# Coordinates of Apple Headquarters..



## Matrix Agent (Jul 15, 2001)

anyone know them to the nearest minute or better? im trying to get an overhead shot from a satellite. No, im not launching a missle, there will be no conspiracy in this thread...


----------



## dennisj (Jul 15, 2001)

From MapBlast.com Lat: 37.330561 Lon: -122.029832 by entering 1 Infinite Loop, Cupertino, CA 95014-2083

Dennis


----------



## wdw_ (Jul 15, 2001)

Here is an sky view of the apple computers.


----------



## Murderer909 (Jul 15, 2001)

that is rad....how did you get that picture?


----------



## Jasoco (Jul 15, 2001)

I took a trip over to Terraserver and found this picture:

http://terraserver.homeadvisor.msn.com/image.asp?S=11&T=1&X=1464&Y=10330&Z=10&W=2

It's from 1993! Before Apple HQ was even built. Notice that the land is all dug up as if they were preparing to build.

Unfortunately, that's the most recent image the satelites have taken so far.
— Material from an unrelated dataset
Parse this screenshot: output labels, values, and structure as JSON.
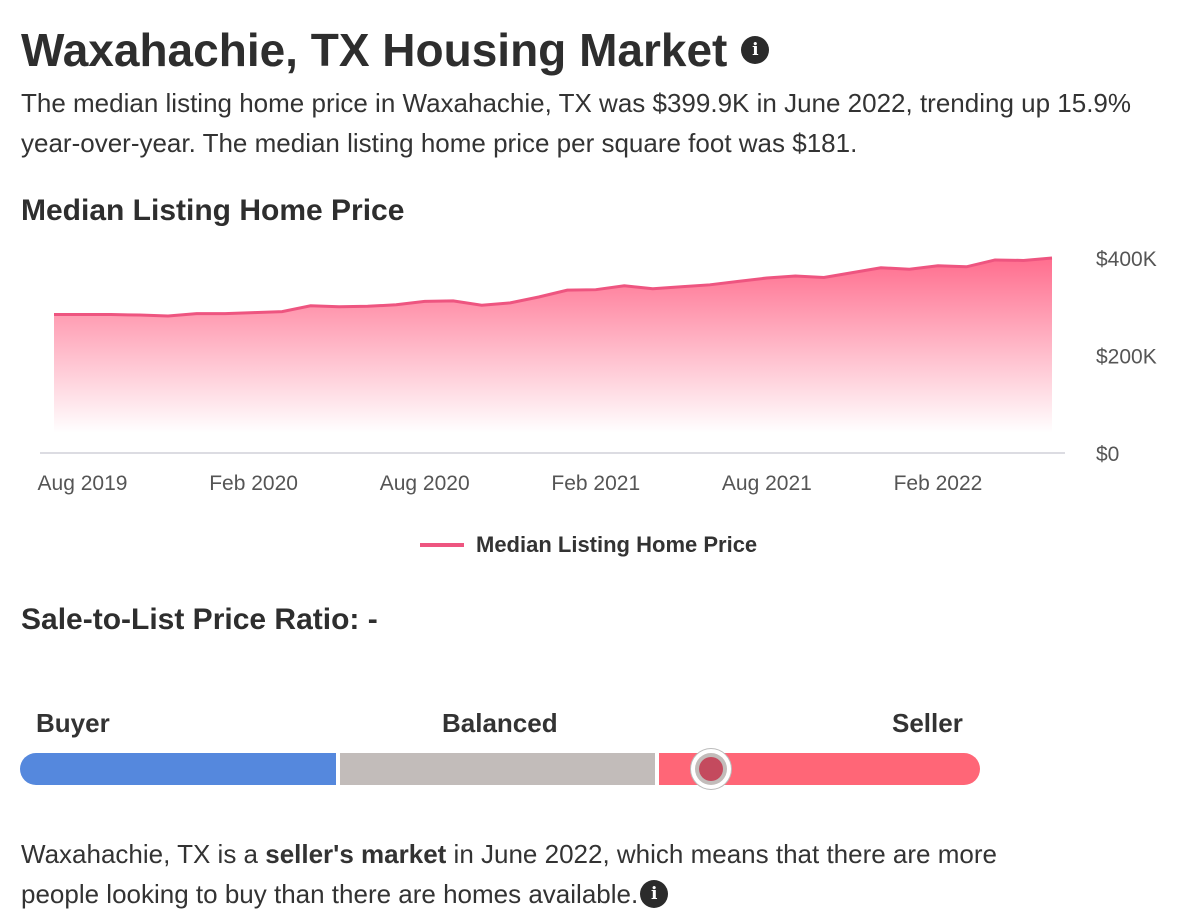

Sort of like taking a trip back in time!


----------



## Matrix Agent (Jul 15, 2001)

How funny, i was going to use the coordinates for the terraserver site. Guess i would have been mighty confused by having a pile of dirt instead of a fancy office building there....


----------



## rharder (Jul 16, 2001)

Terraserver? Funny, according to the picture, it came from www.globexplorer.com. Is Microsoft ripping off pictures from other people? Or just "licensing" them?

-Rob


----------



## wdw_ (Jul 16, 2001)

I got the picture from MapQuest.com . I entered in The Apple head quarters address. Then once I had the map up, I hit a link that said big map. That gave me a bigger picture of a drawn out map. Then I click on a tap on the top of the map that said ariel view and it gave me that picture.


----------